Berlin, Deutschland (Weltexpress). Unser Schiff, die „Nicko Spirit“, schwimmendes Hotel für elf Tage, sieht nicht nur elegant und ultramodern aus in ihrem stromlinienförmigen Design: Erst letztes Jahr konstruiert, bietet dieses brandneue, 110 Meter lange Flusskreuzfahrtschiff in seiner Innenarchitektur perfekte Ästhetik, durchdachte und auch bei Doppelbelegung praktisch konzipierte Gestaltung der Kabinen, die sich im Ober- und Mitteldeck (nicht bei den wenigen im untersten, im Hauptdeck befindlichen Kabinen) mittels Knopfdruck rasch in Balkonkabinen umgestalten lassen, indem die Panoramafenster zur Hälfte versenkt werden. Dass das Badezimmer durch eine klare und nicht eine Milchglasscheibe von der Kabine getrennt ist, was bei Doppelbelegung vereinzelt zu Kritik führte, lässt sich zweifellos noch modifizieren. Lediglich 170 Passagiere sind an Bord, betreut von 38 Besatzungsmitgliedern – eine optimales Verhältnis, das individuelle Bedienung im Speisesaal und in der Bar zulässt. Bei der Gestaltung der öffentlichen Räume wurde das elegante Konzept der Kabinen konsequent weitergeführt – Raffiniert die Glaskuppel in der lichtdurchfluteten Lobby und der bei den Passagieren besonders beliebte „schwimmende Garten“ im windgeschützten Bug des Schiffes. Das großzügige Sonnendeck mit dem (beim Passieren niedriger Brücken versenkbaren) High-Tech-Cockpit bedeckt die ganze Länge der „Nicko Spirit“
Die entspannendste Form des Reisens
Ich kenne keine entspanntere Form des Reisens: Einmal eingecheckt, Kleider und Kosmetika in Schränken und Fächern, die Koffer unsichtbar für die ganze Reise unter den Betten verstaut, entfällt das übliche, zeit- und energieraubende Hin und Her in Hotels bei Landreisen. Im Schiff kann man sich ganz den kulinarischen Genüssen und den spannenden Landausflügen widmen, ohne sich um Logistik zu kümmern: Ruhig gleitet die herrliche Landschaft an den Gestaden von Rhein und Mosel vorbei – vor allem auf der Mittelrheinstrecke, eine der schönsten Flußlandschaften Europas und seit 2002 Teil des Unesco-Weltkulturerbes: Man schaut, liest und genießt entspannt. Stürme und Seekrankheit sind auf Flußreisen bekanntlich kein Thema und ein gelegentlicher Regenguss (uns fantastisches Sommerwetter beschert!) läßt sich leicht verkraften.

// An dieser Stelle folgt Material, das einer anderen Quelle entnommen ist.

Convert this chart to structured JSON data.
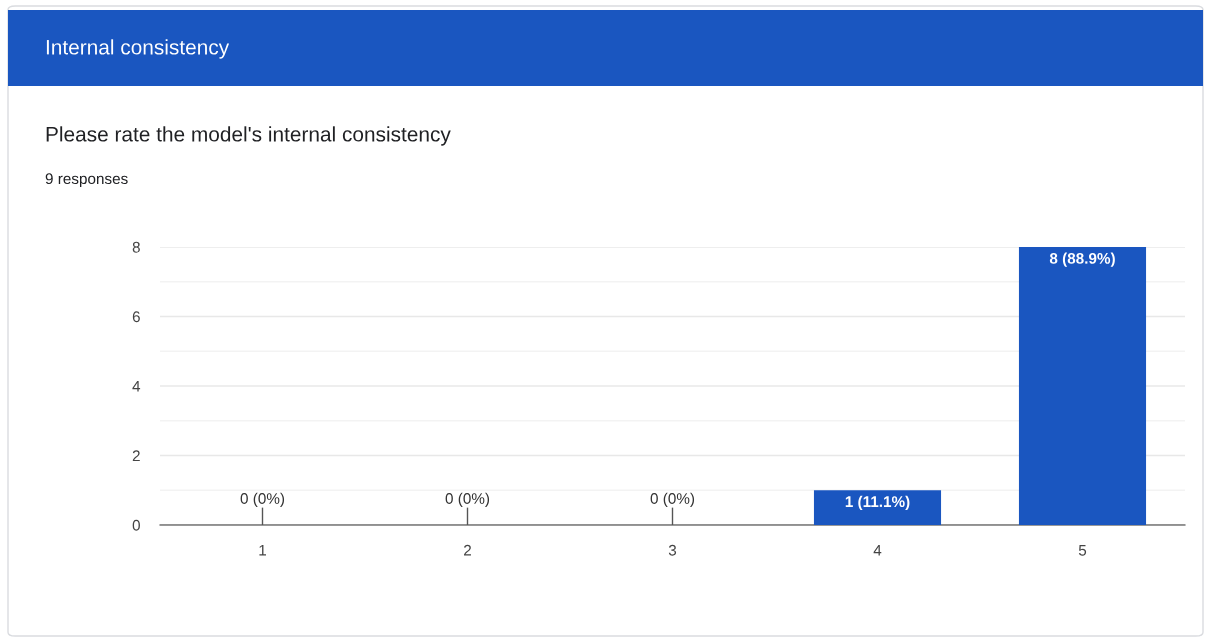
{
  "chart_data": {
    "type": "bar",
    "title": "Internal consistency",
    "subtitle": "Please rate the model's internal consistency",
    "annotations": [
      "9 responses"
    ],
    "categories": [
      "1",
      "2",
      "3",
      "4",
      "5"
    ],
    "values": [
      0,
      0,
      0,
      1,
      8
    ],
    "value_labels": [
      "0 (0%)",
      "0 (0%)",
      "0 (0%)",
      "1 (11.1%)",
      "8 (88.9%)"
    ],
    "color": "#1a56c0",
    "ylim": [
      0,
      8
    ],
    "yticks": [
      0,
      {
        "value": 1,
        "label": null
      },
      2,
      {
        "value": 3,
        "label": null
      },
      4,
      {
        "value": 5,
        "label": null
      },
      6,
      {
        "value": 7,
        "label": null
      },
      8
    ],
    "grid": "y"
  }
}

Die Mahlzeiten an Bord – Frühstücksbuffet und am Tisch serviertes Mittag- und Abendessen stießen bei den Passagieren auf Zuspruch, und wer ein besonderes Mahl mit spektakulärer Aussicht auf die wunderbare Flußlandschaft im Heck des Schiffes, eventuell dort auch auf der Terrasse genießen wollte, musste einfach (übrigens ohne Aufpreis!) in „Mario’s Grill“ buchen, wo die kulinarische Qualität und die individuelle Aufmerksamkeit der Kellner nochmals ein paar Punkte nach oben zulegte… Dreimal wurde auf dieser Reise ein fünfgängiges Gala-Abendessen mit besonderen Köstlichkeiten angeboten – schade nur, dass die Passagiere den Anlass nicht mit entsprechend eleganter Kleidung zu würdigen wussten – eine schöne Tradition, wie sie nach wie vor auf gewißen Hochseeschiffen gepflegt wird. Der Einmann-Bordunterhalter stieß bei vielen Gästen auf Anklang – nicht bei mir, aber das ist wohl Geschmackssache.

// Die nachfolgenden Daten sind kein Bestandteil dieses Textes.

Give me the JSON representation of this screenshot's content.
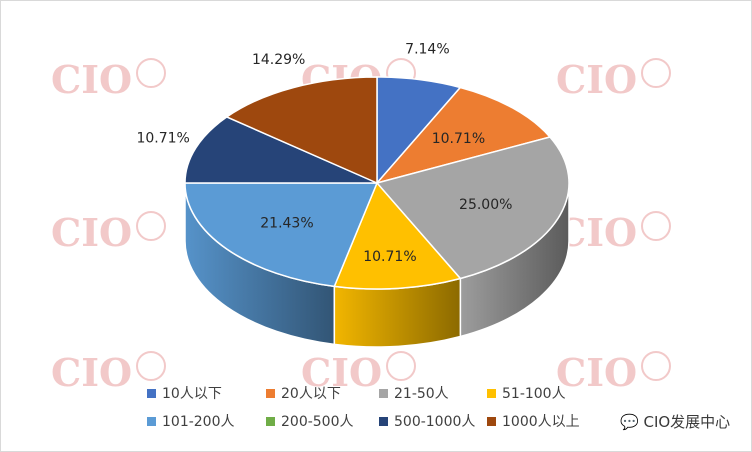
{
  "colors": {
    "10人以下": "#4472c4",
    "20人以下": "#ed7d31",
    "21-50人": "#a5a5a5",
    "51-100人": "#ffc000",
    "101-200人": "#5b9bd5",
    "200-500人": "#70ad47",
    "500-1000人": "#264478",
    "1000人以上": "#9e480e"
  },
  "watermark": {
    "logo_text": "CIO",
    "account_label": "CIO发展中心"
  },
  "chart_data": {
    "type": "pie",
    "style": "3d",
    "legend_position": "bottom",
    "title": "",
    "labels": [
      "10人以下",
      "20人以下",
      "21-50人",
      "51-100人",
      "101-200人",
      "200-500人",
      "500-1000人",
      "1000人以上"
    ],
    "values": [
      7.14,
      10.71,
      25.0,
      10.71,
      21.43,
      0,
      10.71,
      14.29
    ],
    "data_labels": [
      "7.14%",
      "10.71%",
      "25.00%",
      "10.71%",
      "21.43%",
      "",
      "10.71%",
      "14.29%"
    ]
  }
}
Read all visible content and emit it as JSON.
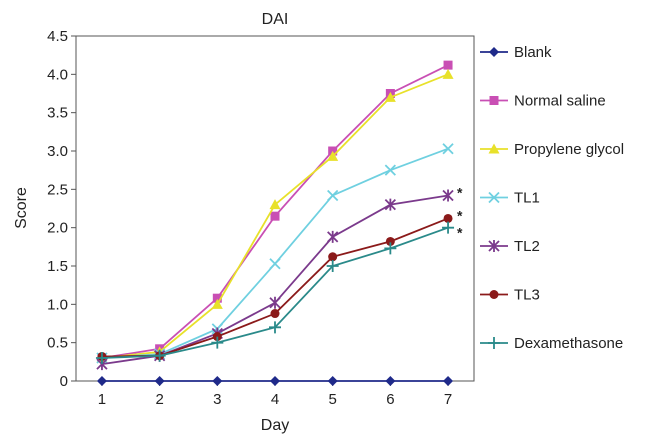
{
  "chart_data": {
    "type": "line",
    "title": "DAI",
    "xlabel": "Day",
    "ylabel": "Score",
    "x": [
      1,
      2,
      3,
      4,
      5,
      6,
      7
    ],
    "ylim": [
      0,
      4.5
    ],
    "yticks": [
      "0",
      "0.5",
      "1.0",
      "1.5",
      "2.0",
      "2.5",
      "3.0",
      "3.5",
      "4.0",
      "4.5"
    ],
    "xticks": [
      "1",
      "2",
      "3",
      "4",
      "5",
      "6",
      "7"
    ],
    "grid": false,
    "legend": "right",
    "series": [
      {
        "name": "Blank",
        "marker": "diamond",
        "color": "#1f2a8a",
        "values": [
          0,
          0,
          0,
          0,
          0,
          0,
          0
        ]
      },
      {
        "name": "Normal saline",
        "marker": "square",
        "color": "#c94fb4",
        "values": [
          0.3,
          0.42,
          1.08,
          2.15,
          3.0,
          3.75,
          4.12
        ]
      },
      {
        "name": "Propylene glycol",
        "marker": "triangle",
        "color": "#e8e12a",
        "values": [
          0.3,
          0.38,
          1.0,
          2.3,
          2.93,
          3.7,
          4.0
        ]
      },
      {
        "name": "TL1",
        "marker": "x",
        "color": "#6fd0e0",
        "values": [
          0.3,
          0.35,
          0.68,
          1.53,
          2.42,
          2.75,
          3.03
        ]
      },
      {
        "name": "TL2",
        "marker": "asterisk",
        "color": "#7b3a8c",
        "values": [
          0.22,
          0.33,
          0.62,
          1.02,
          1.88,
          2.3,
          2.42
        ]
      },
      {
        "name": "TL3",
        "marker": "circle",
        "color": "#8b1a1a",
        "values": [
          0.32,
          0.33,
          0.58,
          0.88,
          1.62,
          1.82,
          2.12
        ]
      },
      {
        "name": "Dexamethasone",
        "marker": "plus",
        "color": "#2a8a8a",
        "values": [
          0.3,
          0.33,
          0.5,
          0.7,
          1.5,
          1.73,
          2.0
        ]
      }
    ],
    "annotations": [
      {
        "text": "*",
        "x": 7,
        "y": 2.42
      },
      {
        "text": "*",
        "x": 7,
        "y": 2.12
      },
      {
        "text": "*",
        "x": 7,
        "y": 2.0
      }
    ]
  }
}
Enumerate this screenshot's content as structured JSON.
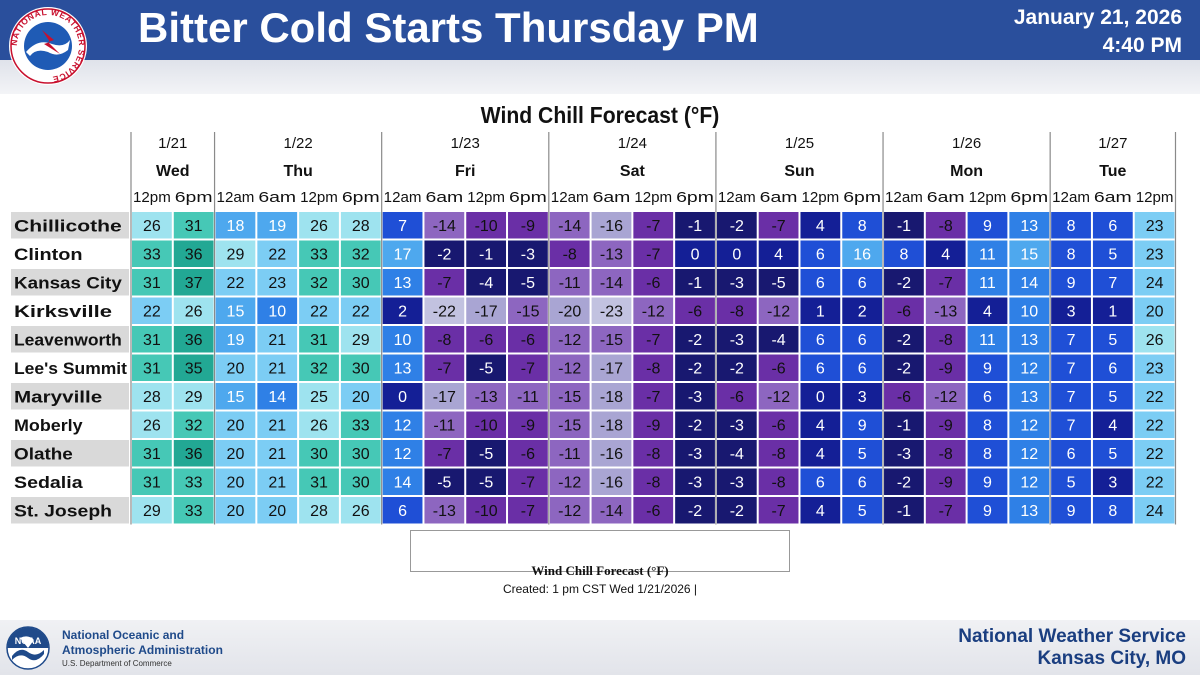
{
  "header": {
    "title": "Bitter Cold Starts Thursday PM",
    "date": "January 21, 2026",
    "time": "4:40 PM",
    "logo_text": "NATIONAL WEATHER SERVICE"
  },
  "chart_data": {
    "type": "table",
    "title": "Wind Chill Forecast (°F)",
    "days": [
      {
        "date": "1/21",
        "day": "Wed",
        "times": [
          "12pm",
          "6pm"
        ]
      },
      {
        "date": "1/22",
        "day": "Thu",
        "times": [
          "12am",
          "6am",
          "12pm",
          "6pm"
        ]
      },
      {
        "date": "1/23",
        "day": "Fri",
        "times": [
          "12am",
          "6am",
          "12pm",
          "6pm"
        ]
      },
      {
        "date": "1/24",
        "day": "Sat",
        "times": [
          "12am",
          "6am",
          "12pm",
          "6pm"
        ]
      },
      {
        "date": "1/25",
        "day": "Sun",
        "times": [
          "12am",
          "6am",
          "12pm",
          "6pm"
        ]
      },
      {
        "date": "1/26",
        "day": "Mon",
        "times": [
          "12am",
          "6am",
          "12pm",
          "6pm"
        ]
      },
      {
        "date": "1/27",
        "day": "Tue",
        "times": [
          "12am",
          "6am",
          "12pm"
        ]
      }
    ],
    "rows": [
      {
        "location": "Chillicothe",
        "values": [
          26,
          31,
          18,
          19,
          26,
          28,
          7,
          -14,
          -10,
          -9,
          -14,
          -16,
          -7,
          -1,
          -2,
          -7,
          4,
          8,
          -1,
          -8,
          9,
          13,
          8,
          6,
          23
        ]
      },
      {
        "location": "Clinton",
        "values": [
          33,
          36,
          29,
          22,
          33,
          32,
          17,
          -2,
          -1,
          -3,
          -8,
          -13,
          -7,
          0,
          0,
          4,
          6,
          16,
          8,
          4,
          11,
          15,
          8,
          5,
          23
        ]
      },
      {
        "location": "Kansas City",
        "values": [
          31,
          37,
          22,
          23,
          32,
          30,
          13,
          -7,
          -4,
          -5,
          -11,
          -14,
          -6,
          -1,
          -3,
          -5,
          6,
          6,
          -2,
          -7,
          11,
          14,
          9,
          7,
          24
        ]
      },
      {
        "location": "Kirksville",
        "values": [
          22,
          26,
          15,
          10,
          22,
          22,
          2,
          -22,
          -17,
          -15,
          -20,
          -23,
          -12,
          -6,
          -8,
          -12,
          1,
          2,
          -6,
          -13,
          4,
          10,
          3,
          1,
          20
        ]
      },
      {
        "location": "Leavenworth",
        "values": [
          31,
          36,
          19,
          21,
          31,
          29,
          10,
          -8,
          -6,
          -6,
          -12,
          -15,
          -7,
          -2,
          -3,
          -4,
          6,
          6,
          -2,
          -8,
          11,
          13,
          7,
          5,
          26
        ]
      },
      {
        "location": "Lee's Summit",
        "values": [
          31,
          35,
          20,
          21,
          32,
          30,
          13,
          -7,
          -5,
          -7,
          -12,
          -17,
          -8,
          -2,
          -2,
          -6,
          6,
          6,
          -2,
          -9,
          9,
          12,
          7,
          6,
          23
        ]
      },
      {
        "location": "Maryville",
        "values": [
          28,
          29,
          15,
          14,
          25,
          20,
          0,
          -17,
          -13,
          -11,
          -15,
          -18,
          -7,
          -3,
          -6,
          -12,
          0,
          3,
          -6,
          -12,
          6,
          13,
          7,
          5,
          22
        ]
      },
      {
        "location": "Moberly",
        "values": [
          26,
          32,
          20,
          21,
          26,
          33,
          12,
          -11,
          -10,
          -9,
          -15,
          -18,
          -9,
          -2,
          -3,
          -6,
          4,
          9,
          -1,
          -9,
          8,
          12,
          7,
          4,
          22
        ]
      },
      {
        "location": "Olathe",
        "values": [
          31,
          36,
          20,
          21,
          30,
          30,
          12,
          -7,
          -5,
          -6,
          -11,
          -16,
          -8,
          -3,
          -4,
          -8,
          4,
          5,
          -3,
          -8,
          8,
          12,
          6,
          5,
          22
        ]
      },
      {
        "location": "Sedalia",
        "values": [
          31,
          33,
          20,
          21,
          31,
          30,
          14,
          -5,
          -5,
          -7,
          -12,
          -16,
          -8,
          -3,
          -3,
          -8,
          6,
          6,
          -2,
          -9,
          9,
          12,
          5,
          3,
          22
        ]
      },
      {
        "location": "St. Joseph",
        "values": [
          29,
          33,
          20,
          20,
          28,
          26,
          6,
          -13,
          -10,
          -7,
          -12,
          -14,
          -6,
          -2,
          -2,
          -7,
          4,
          5,
          -1,
          -7,
          9,
          13,
          9,
          8,
          24
        ]
      }
    ],
    "colorbar": {
      "title": "Wind Chill Forecast (°F)",
      "ticks": [
        "−30",
        "−25",
        "−20",
        "−15",
        "−10",
        "−5",
        "0",
        "5",
        "10",
        "15",
        "20",
        "25",
        "30",
        "35",
        "40",
        "45"
      ],
      "bins": [
        {
          "min": -35,
          "max": -30,
          "color": "#f0f0f8"
        },
        {
          "min": -30,
          "max": -25,
          "color": "#dcdcec"
        },
        {
          "min": -25,
          "max": -20,
          "color": "#c2c2e0"
        },
        {
          "min": -20,
          "max": -15,
          "color": "#a9a5d3"
        },
        {
          "min": -15,
          "max": -10,
          "color": "#8d66c0"
        },
        {
          "min": -10,
          "max": -5,
          "color": "#6a2fa6"
        },
        {
          "min": -5,
          "max": 0,
          "color": "#181870"
        },
        {
          "min": 0,
          "max": 5,
          "color": "#141f96"
        },
        {
          "min": 5,
          "max": 10,
          "color": "#1f4fd6"
        },
        {
          "min": 10,
          "max": 15,
          "color": "#2f80e6"
        },
        {
          "min": 15,
          "max": 20,
          "color": "#4ea8ee"
        },
        {
          "min": 20,
          "max": 25,
          "color": "#7ccdf4"
        },
        {
          "min": 25,
          "max": 30,
          "color": "#9ee3ef"
        },
        {
          "min": 30,
          "max": 35,
          "color": "#46c8b6"
        },
        {
          "min": 35,
          "max": 40,
          "color": "#22a894"
        },
        {
          "min": 40,
          "max": 45,
          "color": "#117f70"
        },
        {
          "min": 45,
          "max": 50,
          "color": "#075a50"
        }
      ]
    },
    "created": "Created: 1 pm CST Wed 1/21/2026  |"
  },
  "footer": {
    "agency_line1": "National Oceanic and",
    "agency_line2": "Atmospheric Administration",
    "department": "U.S. Department of Commerce",
    "logo_text": "NOAA",
    "office_line1": "National Weather Service",
    "office_line2": "Kansas City, MO"
  }
}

Zu den Höhepunkten dieser Flussfahrt, die unter der Flagge „Falstaff-Genussreise“ segelte, gehörten, selbstverständlich in dieser weltberühmten Weinregion – viele Wein- und Schaumweinproben auf dem Schiff und in stimmungsvollen, uralten Weinkellern in den Dörfern, in denen wir unterwegs anlegten. Das war nicht nur genussvoll, sondern zugleich auch überaus lehrreich: Mir selbst eröffnete sich die Weinwelt des Rieslings, der mir bisher zwar ein Begriff war – aber ein Begriff ohne Inhalt. Ich lernte diese Traube auf der Nicko-Flussreise schätzen wie nie zuvor.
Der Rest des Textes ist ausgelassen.